Did NGOs just discover garment workers?


The NGO sector’s new found empathy for garment factory workers is another misdirect from the root of the problem.

The media was recently flooded with statements from NGO sector activists talking about the plight of garment factory workers amid the COVID-19 pandemic, especially after the discovery of a cluster of infections in a Brandix factory in Minuwangoda.

The narrative that has been pushed is that garment factory workers are facing extremely difficult conditions in part due to the COVID-19 pandemic, but more so due to the negligence of factory owners and government officials.

All of this is of course superficially true. But self-styled radical activists should note that to be “radical” means to go to the root of a thing. The plight of garment factory workers didn’t begin with the COVID-19 pandemic, and certainly won’t end after it. What we are seeing is a disaster that has been unfolding for over 30 years. 

Therefore, focusing critique almost entirely on the government and local contractors, is to ignore the proverbial elephant in the room – the Western states and multinational corporations like H&M and Levis who profit the most off of exploiting Sri Lankan garment workers.

Perhaps these radical activists have been blindsided by the fact that these same corporations and Western states are the ones who finance their NGOs and research grants. One NGO that campaigns exclusively for the rights of garment workers is funded by Canada. Does Canada really care about Sri Lankan garment workers? If they did, it would be simpler for them to force Canadian companies operating in Sri Lanka to reinvest their profits in better wages and welfare.

To understand Canada’s interest in financing NGOs, one needs to understand the Canadian economy, and it’s role in relation to the rest of the world. Alongside mining and manufacturing, Canada provides “peripheral services” like research and development, consultancy, and public relations for US companies.

With the COVID-19 pandemic causing global trade to decline by around 35 percent, workers lower down the “value chain” face the brunt of the impact. Local contractors who receive fewer orders will layoff workers on behalf of the foreign corporations at the top of the value chain.

This is where short-sighted NGO activism plays its role in keeping the people’s eyes off the ball. By narrowing the frame of inquiry to local contractors and the government, foreign corporations cutting quotas and refusing to pay outstanding bills get away scot-free. 
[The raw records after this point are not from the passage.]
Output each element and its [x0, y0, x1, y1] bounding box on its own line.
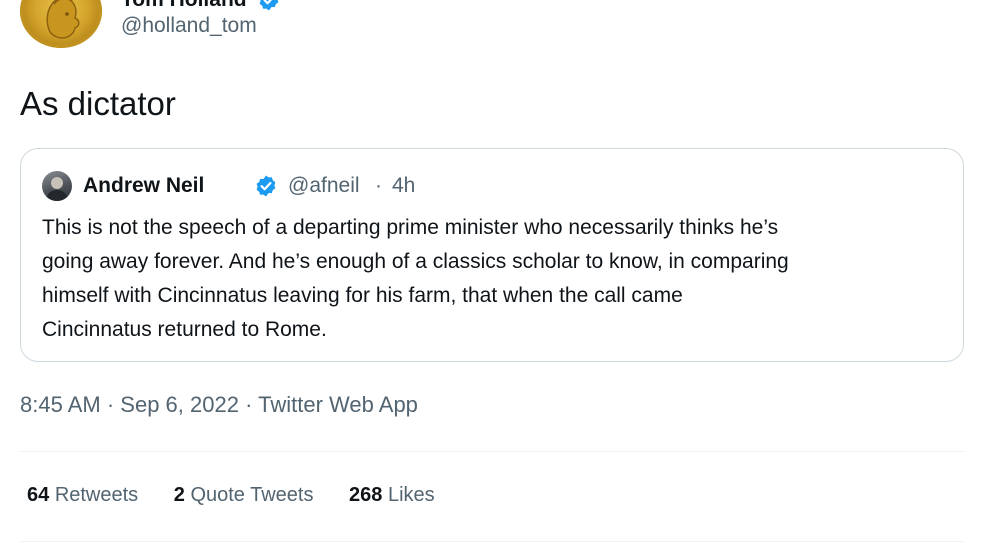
quote-tweets-count: 2: [173, 484, 185, 506]
portrait-icon: [46, 177, 68, 201]
quote-tweets-label: Quote Tweets: [190, 484, 314, 506]
quoted-text-line: going away forever. And he’s enough of a…: [42, 250, 789, 273]
likes-label: Likes: [387, 484, 435, 506]
coin-profile-icon: [46, 0, 80, 39]
tweet-detail: Tom Holland @holland_tom As dictator And…: [0, 0, 992, 558]
separator-dot: ·: [375, 174, 382, 197]
quoted-author-name[interactable]: Andrew Neil: [83, 174, 204, 198]
quote-tweets-stat[interactable]: 2 Quote Tweets: [174, 484, 314, 507]
separator-dot: ·: [106, 392, 115, 417]
likes-count: 268: [349, 484, 383, 506]
retweets-count: 64: [27, 484, 50, 506]
author-handle[interactable]: @holland_tom: [121, 14, 257, 38]
tweet-metadata: 8:45 AM · Sep 6, 2022 · Twitter Web App: [20, 392, 418, 418]
quoted-tweet-text: This is not the speech of a departing pr…: [42, 211, 947, 347]
quoted-text-line: himself with Cincinnatus leaving for his…: [42, 284, 683, 307]
quoted-text-line: Cincinnatus returned to Rome.: [42, 318, 327, 341]
tweet-stats: 64 Retweets 2 Quote Tweets 268 Likes: [27, 484, 465, 507]
separator-dot: ·: [245, 392, 253, 417]
tweet-timestamp[interactable]: 8:45 AM: [20, 392, 101, 417]
divider: [20, 451, 964, 452]
retweets-stat[interactable]: 64 Retweets: [27, 484, 138, 507]
verified-badge-icon: [259, 0, 279, 11]
quoted-time-ago[interactable]: 4h: [392, 174, 415, 198]
quoted-author-avatar[interactable]: [42, 171, 72, 201]
quoted-tweet[interactable]: Andrew Neil @afneil · 4h This is not the…: [20, 148, 964, 362]
quoted-author-handle[interactable]: @afneil: [288, 174, 360, 198]
retweets-label: Retweets: [54, 484, 139, 506]
quoted-text-line: This is not the speech of a departing pr…: [42, 216, 779, 239]
tweet-source[interactable]: Twitter Web App: [258, 392, 418, 417]
tweet-text: As dictator: [20, 85, 176, 122]
divider: [20, 541, 964, 542]
verified-badge-icon: [256, 175, 276, 197]
author-name[interactable]: Tom Holland: [121, 0, 279, 12]
tweet-date[interactable]: Sep 6, 2022: [120, 392, 239, 417]
author-avatar[interactable]: [20, 0, 102, 48]
likes-stat[interactable]: 268 Likes: [349, 484, 435, 507]
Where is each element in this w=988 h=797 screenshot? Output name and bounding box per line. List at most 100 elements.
The PR nightmare then falls squarely on the shoulders of local contractors, and in some circumstances could even topple governments. Coincidentally, this is the same misdirection used in the outrage over stranded migrant workers. The Sri Lankan state bears all the blame, while the wealthy Gulf countries who profit from migrant workers are left unaccountable.

The biggest threat to Sri Lankan garment workers in the near future is not COVID-19 but automation, the technology for which already exists. In this regard, NGOised activists are woefully unprepared to say and do what is necessary to protect garment workers.

The bargaining power of workers is ultimately determined by the value they add in the process of production. “Productivity” may be a dirty word for some, but it is a big part of why workers in the West have access to better wages and welfare than in countries like Sri Lanka and Bangladesh.

In the long-run, raising the quality of life of garment workers requires a productivity focused skilling-up process which has been successfully implemented in countries like Vietnam, South Korea and China, where garment workers enjoy better pay and living conditions relative to Sri Lanka.

Improving the lot of garment workers means not just demanding for better wages and more welfare, but to move beyond the labor-intensive sweatshop model of production which leaves workers vulnerable to the whims of investors who can respond to strikes by relocating to countries where taxes and wages are lower, and labor supply is higher.

Unfortunately, NGOs and NGOised activism is not prepared to deal with these issues. This is a feature, not a bug, of the NGO model of activism. The funding for such idealistic adventurism exists to deflect the political fallout of exploitation away from the donors.